Govt. Releases Stress Test Details
New report warns that some banks lost substantial capital but doesn't name names
April 24, 2009— -- Would U.S. banks survive if the economy took an even deeper downturn? The Federal Reserve shed new light on how it's trying to answer that question in a report issued today on the government's bank "stress tests."
The government announced two months ago that it would conduct evaluations of the country's 19 largest banks -- which hold two-thirds of the assets and more than half of the loans in the U.S. banking system -- to determine whether they would require more capital from the federal government or elsewhere should the country's economy continue to deteriorate.
One hundred fifty federal examiners fanned out across the country over the last two months to evaluate.
In today's report, the Federal Reserve said that "most U.S. banking organizations currently have capital levels well in excess of the amounts required to be well capitalized," but also warned that losses tied to the deepening recession and market turmoil "substantially reduced the capital of some banks."

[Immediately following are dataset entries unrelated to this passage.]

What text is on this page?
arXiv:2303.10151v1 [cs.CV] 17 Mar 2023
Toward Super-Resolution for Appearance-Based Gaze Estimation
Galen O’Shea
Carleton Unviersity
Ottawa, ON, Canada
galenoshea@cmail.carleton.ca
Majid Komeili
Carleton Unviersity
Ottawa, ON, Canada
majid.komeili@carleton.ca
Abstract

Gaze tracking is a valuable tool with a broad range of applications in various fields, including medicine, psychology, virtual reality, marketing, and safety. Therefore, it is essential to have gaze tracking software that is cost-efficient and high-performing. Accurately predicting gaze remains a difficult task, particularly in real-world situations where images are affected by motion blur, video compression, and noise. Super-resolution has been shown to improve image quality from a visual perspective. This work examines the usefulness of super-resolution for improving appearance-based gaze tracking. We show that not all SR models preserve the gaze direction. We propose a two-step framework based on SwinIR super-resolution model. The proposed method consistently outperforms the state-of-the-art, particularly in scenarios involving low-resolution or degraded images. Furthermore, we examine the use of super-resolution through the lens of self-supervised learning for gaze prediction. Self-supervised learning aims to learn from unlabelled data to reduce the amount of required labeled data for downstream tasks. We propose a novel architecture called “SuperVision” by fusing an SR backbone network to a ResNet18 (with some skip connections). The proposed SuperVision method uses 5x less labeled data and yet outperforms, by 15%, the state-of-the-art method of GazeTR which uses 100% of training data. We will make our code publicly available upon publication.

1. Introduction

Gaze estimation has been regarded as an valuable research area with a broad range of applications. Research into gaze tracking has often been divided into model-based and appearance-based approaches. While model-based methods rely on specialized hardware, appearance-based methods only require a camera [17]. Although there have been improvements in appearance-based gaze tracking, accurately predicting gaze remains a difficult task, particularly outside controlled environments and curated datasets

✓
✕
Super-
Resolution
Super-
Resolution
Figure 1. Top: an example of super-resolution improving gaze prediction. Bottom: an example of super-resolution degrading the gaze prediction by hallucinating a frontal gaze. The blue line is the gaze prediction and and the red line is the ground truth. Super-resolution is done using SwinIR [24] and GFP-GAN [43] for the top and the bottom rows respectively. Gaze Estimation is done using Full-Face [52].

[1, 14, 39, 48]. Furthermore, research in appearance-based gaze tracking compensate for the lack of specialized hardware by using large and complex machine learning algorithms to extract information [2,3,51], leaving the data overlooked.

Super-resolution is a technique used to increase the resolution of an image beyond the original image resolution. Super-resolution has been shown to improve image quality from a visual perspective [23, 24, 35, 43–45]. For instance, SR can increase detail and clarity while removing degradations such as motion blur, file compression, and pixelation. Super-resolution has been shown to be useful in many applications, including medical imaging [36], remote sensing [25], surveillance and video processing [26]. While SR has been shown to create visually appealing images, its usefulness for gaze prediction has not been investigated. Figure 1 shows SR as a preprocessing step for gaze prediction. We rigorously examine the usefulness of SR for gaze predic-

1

Regulators declared the overall banking system as a whole to be in good health -- news that experts say should relieve many Americans.
"I think there's a significant degree of comfort here for the everyday American," said Seamus McMahon, bank analyst at Booz & Company. "They can feel much more comfortable not only that their bank accounts are safe but that, over time, lending can pick up again."
The report did not provide stress test results for individual banks. Those are expected to be released the week of May 4.
For now, regulators are revealing the results only to the banks themselves. A senior Federal Reserve official said that the government today started a formal discussion process with the 19 banks about the preliminary results of the stress tests.
Under the tests, federal banking regulators required the banks to estimate future losses over the next two years if the economy were to worsen.
Then, on a firm-by-firm basis, regulators did "normal supervisory work," the official said, to understand how the banks' internal loss estimates matched or differed from the regulators' results and determined how much of a buffer of capital might be needed in case of declining economic conditions.
Regulators tested for losses in the biggest part of the banks' portfolios, including residential mortgages, credit cards, auto loans, student loans and commercial real estate loans. They also reviewed investment holdings -- from stocks and bonds to risky derivatives.